I was looking forward to the "why it took us this long" explanation but it wasn't explicitly spelled out. Any Cloudflare staff here able to expand on that?
(The article does a good job of showing how many different smart design decisions went into this, but given caching is core to what a Cloudflare does I'm still a little surprised it took 9 years to get here!)
On top of that the cache tags are a slick way to do invalidation. This looks like a great product.
- You still get billed per request, whether the request hits cache or not (but don't get billed for CPU time)
- You now get billed for static asset requests! This makes no sense to me. "One thing to watch: when caching is enabled, requests that are normally free — static asset requests and worker-to-worker invocations through service bindings or ctx.exports — are billed at the standard request rate, because each one now consults the cache in front of your Worker." Yeah that sounds like a bug that just happens to generate them more money.
- The cache key automatically has the worker deployment version, so even gradual deployments populate their own cache which is nice
- It seems like you can set a totally custom cache key? But that was previously Enterprise only, can't see if that's still the case here.

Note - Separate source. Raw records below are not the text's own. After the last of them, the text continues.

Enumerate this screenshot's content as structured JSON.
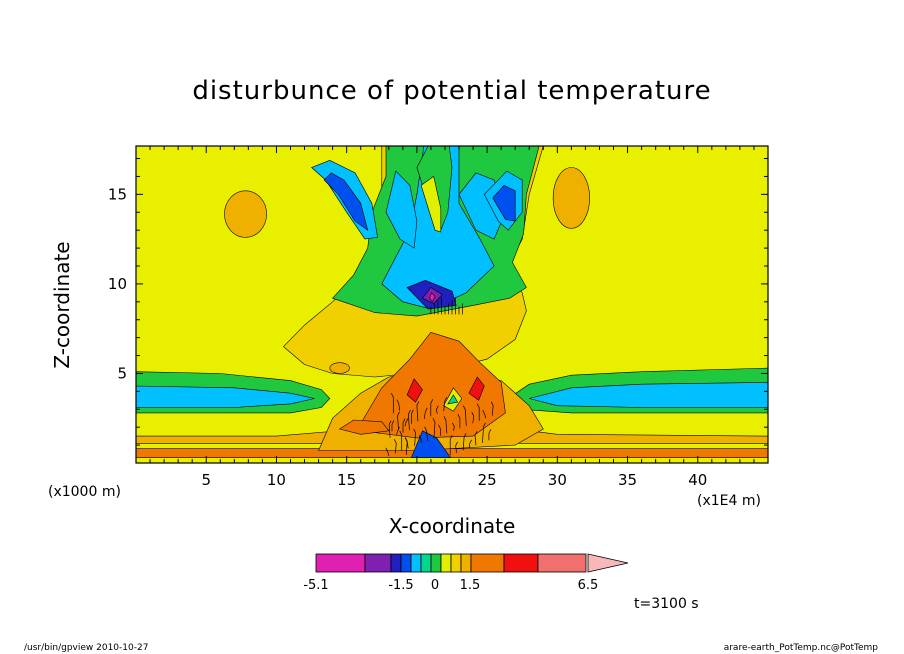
{
  "chart_data": {
    "type": "heatmap",
    "subtype": "filled-contour",
    "title": "disturbunce of potential temperature",
    "xlabel": "X-coordinate",
    "ylabel": "Z-coordinate",
    "x_unit": "(x1E4 m)",
    "y_unit": "(x1000 m)",
    "xlim": [
      0,
      45
    ],
    "ylim": [
      0,
      17.7
    ],
    "xticks": [
      "5",
      "10",
      "15",
      "20",
      "25",
      "30",
      "35",
      "40"
    ],
    "yticks": [
      "5",
      "10",
      "15"
    ],
    "timestamp": "t=3100 s",
    "colorbar": {
      "tick_labels": [
        "-5.1",
        "-1.5",
        "0",
        "1.5",
        "6.5"
      ],
      "colors": [
        "#e020b0",
        "#8020b0",
        "#2020c0",
        "#0050f0",
        "#00c0ff",
        "#00d890",
        "#20c840",
        "#e0f000",
        "#f0d000",
        "#f0b000",
        "#f07800",
        "#f01010",
        "#f07070",
        "#f8b8b8"
      ]
    },
    "background_color": "#e8f000"
  },
  "footer": {
    "left": "/usr/bin/gpview   2010-10-27",
    "right": "arare-earth_PotTemp.nc@PotTemp"
  }
}
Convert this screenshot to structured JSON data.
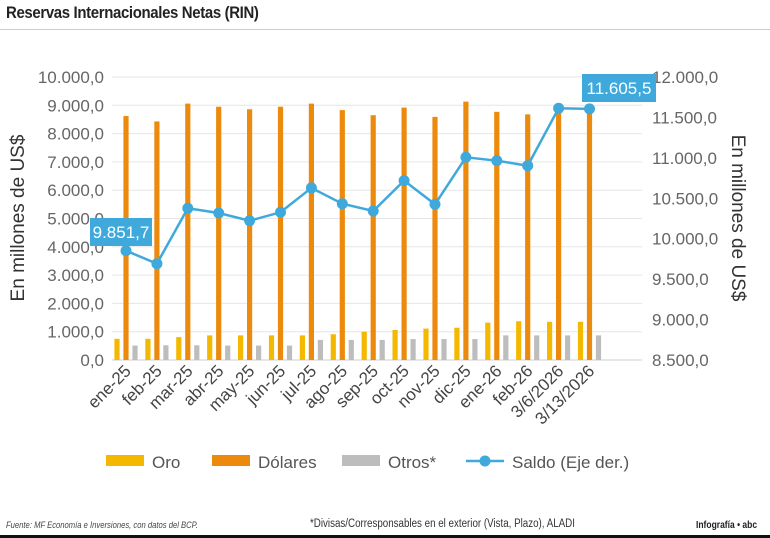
{
  "chart_data": {
    "type": "bar+line",
    "title": "Reservas Internacionales Netas (RIN)",
    "ylabel": "En millones de US$",
    "ylabel_right": "En millones de US$",
    "ylim": [
      0,
      10000
    ],
    "ylim_right": [
      8500,
      12000
    ],
    "yticks": [
      "0,0",
      "1.000,0",
      "2.000,0",
      "3.000,0",
      "4.000,0",
      "5.000,0",
      "6.000,0",
      "7.000,0",
      "8.000,0",
      "9.000,0",
      "10.000,0"
    ],
    "yticks_right": [
      "8.500,0",
      "9.000,0",
      "9.500,0",
      "10.000,0",
      "10.500,0",
      "11.000,0",
      "11.500,0",
      "12.000,0"
    ],
    "grid": true,
    "legend_position": "bottom",
    "categories": [
      "ene-25",
      "feb-25",
      "mar-25",
      "abr-25",
      "may-25",
      "jun-25",
      "jul-25",
      "ago-25",
      "sep-25",
      "oct-25",
      "nov-25",
      "dic-25",
      "ene-26",
      "feb-26",
      "3/6/2026",
      "3/13/2026"
    ],
    "series": [
      {
        "name": "Oro",
        "type": "bar",
        "axis": "left",
        "color": "#f5b800",
        "values": [
          750,
          750,
          810,
          870,
          870,
          870,
          870,
          910,
          1000,
          1060,
          1110,
          1140,
          1320,
          1370,
          1350,
          1350
        ]
      },
      {
        "name": "Dólares",
        "type": "bar",
        "axis": "left",
        "color": "#ec8a0d",
        "values": [
          8620,
          8430,
          9060,
          8950,
          8860,
          8950,
          9060,
          8830,
          8650,
          8920,
          8590,
          9130,
          8770,
          8680,
          9000,
          8980
        ]
      },
      {
        "name": "Otros*",
        "type": "bar",
        "axis": "left",
        "color": "#bdbdbd",
        "values": [
          510,
          520,
          520,
          510,
          510,
          510,
          710,
          710,
          710,
          740,
          740,
          740,
          870,
          870,
          870,
          870
        ]
      },
      {
        "name": "Saldo (Eje der.)",
        "type": "line",
        "axis": "right",
        "color": "#3fa9dc",
        "values": [
          9851.7,
          9691,
          10377,
          10318,
          10223,
          10327,
          10628,
          10433,
          10343,
          10718,
          10426,
          11007,
          10965,
          10903,
          11613,
          11605.5
        ]
      }
    ],
    "annotations": [
      {
        "category": "ene-25",
        "text": "9.851,7"
      },
      {
        "category": "3/13/2026",
        "text": "11.605,5"
      }
    ]
  },
  "footer": {
    "source": "Fuente: MF Economía e Inversiones, con datos del BCP.",
    "note": "*Divisas/Corresponsables en el exterior (Vista, Plazo), ALADI",
    "credit": "Infografía • abc"
  }
}
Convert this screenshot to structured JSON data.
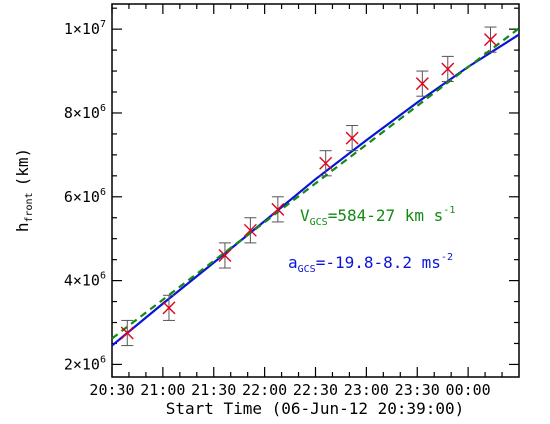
{
  "chart_data": {
    "type": "scatter",
    "xlabel": "Start Time (06-Jun-12 20:39:00)",
    "ylabel": {
      "main": "h",
      "subscript": "front",
      "unit": "(km)"
    },
    "x_ticks": [
      "20:30",
      "21:00",
      "21:30",
      "22:00",
      "22:30",
      "23:00",
      "23:30",
      "00:00"
    ],
    "x_tick_hours": [
      20.5,
      21.0,
      21.5,
      22.0,
      22.5,
      23.0,
      23.5,
      24.0
    ],
    "x_range_hours": [
      20.5,
      24.5
    ],
    "y_ticks": [
      {
        "value": 2000000,
        "mantissa": "2",
        "base": "×10",
        "exp": "6"
      },
      {
        "value": 4000000,
        "mantissa": "4",
        "base": "×10",
        "exp": "6"
      },
      {
        "value": 6000000,
        "mantissa": "6",
        "base": "×10",
        "exp": "6"
      },
      {
        "value": 8000000,
        "mantissa": "8",
        "base": "×10",
        "exp": "6"
      },
      {
        "value": 10000000,
        "mantissa": "1",
        "base": "×10",
        "exp": "7"
      }
    ],
    "y_range": [
      1700000,
      10600000
    ],
    "series": [
      {
        "marker": "x",
        "color": "#e3001b",
        "time_hours": [
          20.65,
          21.06,
          21.61,
          21.86,
          22.13,
          22.6,
          22.86,
          23.55,
          23.8,
          24.22
        ],
        "height_km": [
          2750000,
          3350000,
          4600000,
          5200000,
          5700000,
          6800000,
          7400000,
          8700000,
          9050000,
          9750000
        ],
        "error_km": [
          300000,
          300000,
          300000,
          300000,
          300000,
          300000,
          300000,
          300000,
          300000,
          300000
        ]
      }
    ],
    "fits": [
      {
        "style": "solid",
        "color": "#0a14d8",
        "time_hours": [
          20.5,
          21.0,
          21.5,
          22.0,
          22.5,
          23.0,
          23.5,
          24.0,
          24.5
        ],
        "height_km": [
          2450000,
          3450000,
          4430000,
          5420000,
          6420000,
          7350000,
          8250000,
          9100000,
          9870000
        ]
      },
      {
        "style": "dashed",
        "color": "#138a13",
        "time_hours": [
          20.5,
          24.5
        ],
        "height_km": [
          2620000,
          10020000
        ]
      }
    ],
    "annotations": {
      "velocity": {
        "main": "V",
        "subscript": "GCS",
        "value": "=584-27 km s",
        "unit_exp": "-1",
        "color": "#138a13"
      },
      "acceleration": {
        "main": "a",
        "subscript": "GCS",
        "value": "=-19.8-8.2 ms",
        "unit_exp": "-2",
        "color": "#0a14d8"
      }
    }
  }
}
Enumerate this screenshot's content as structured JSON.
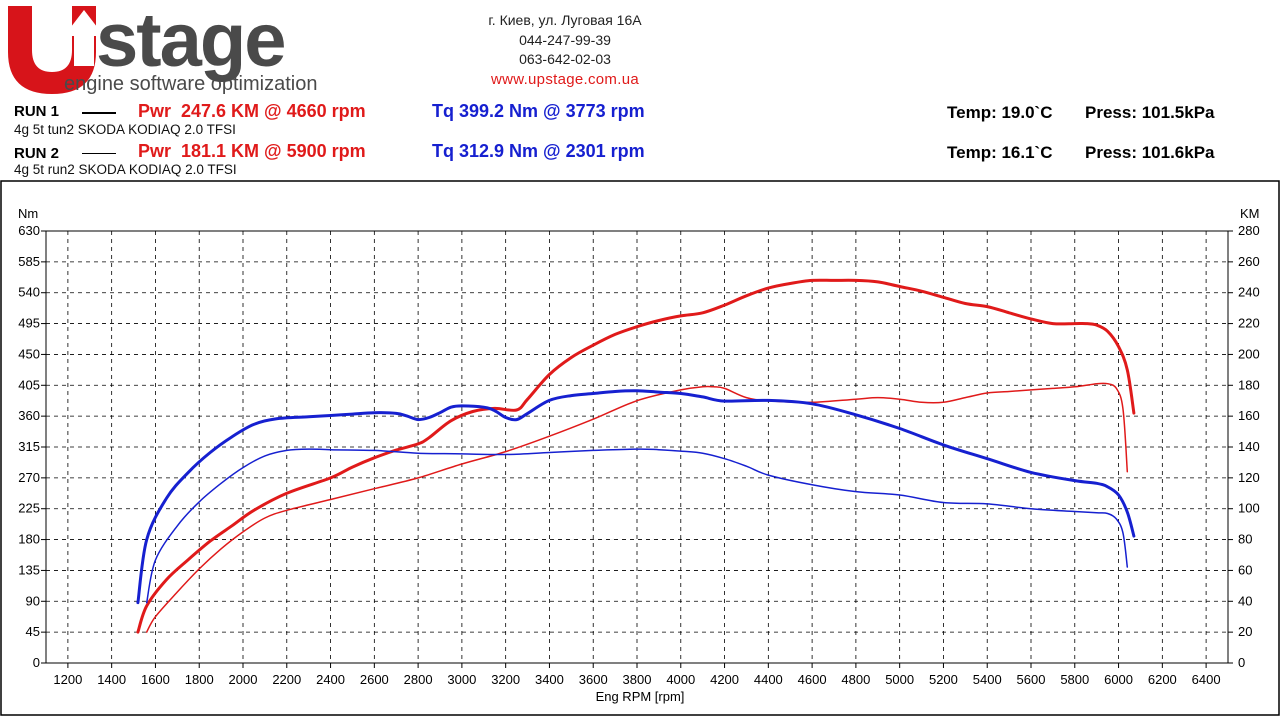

Time to migrate rarely-updating websites that still need a CMS to Cloudflare.
> One thing to watch: when caching is enabled, requests that are normally free — static asset requests and worker-to-worker invocations through service bindings or ctx.exports — are billed at the standard request rate, because each one now consults the cache in front of your Worker.
That’s a very weird limitation from a product standpoint. You might end up spending more money by enabling caching.
I wonder if static assets and worker-to-worker invocations are really more expensive to them with caching enabled, or if this is just a metering problem.
I would have made this free in the interest of making billing simpler and of making the decision to enable caching more straightforward.
If you’re min-maxing costs, this encourages awkward setups where you split workers into two, one with caching enabled and one with caching disabled.
A big worry was always "why does workers sit in front of my cache? that's a waste of an invocation if i'm returning a cached result"
Thanks CF.
When Workers Cache is enabled, every cacheable request to your Worker hits Cloudflare's cache first. If there's a fresh cached response, Cloudflare returns it directly — your Worker doesn't run, and you don't pay CPU time for it. On a miss, your Worker runs, and if your response is cacheable, Cloudflare stores it for the next request. The next request from anywhere on Earth can be served straight from cache.
Incredible! This is why I shoehorn all my server side usecases on to the Workers Platform. Cloudflare, since 2020 when I first went all-in, has consistently shipped features that reduce bills significantly (except for 2023 Workers usage model changes). In one case, when they shipped free Snippets (Workers but 32kb code size & 5s CPU time) for Pro accounts ($200/yr), our bills went from £15k+ to £0.I know about the infamous "Enterprise plan" (especially, when your bandwidth is as high as ours in 100s of TBs) and know of at least one other tech shop that was required to pay for it ... but we haven't got that sales call, yet.
I am assuming it is a bunch of manual work.
I just don’t understand why undermine your own announcements by delegating comms to the machine. It’s disrespectful to the reader.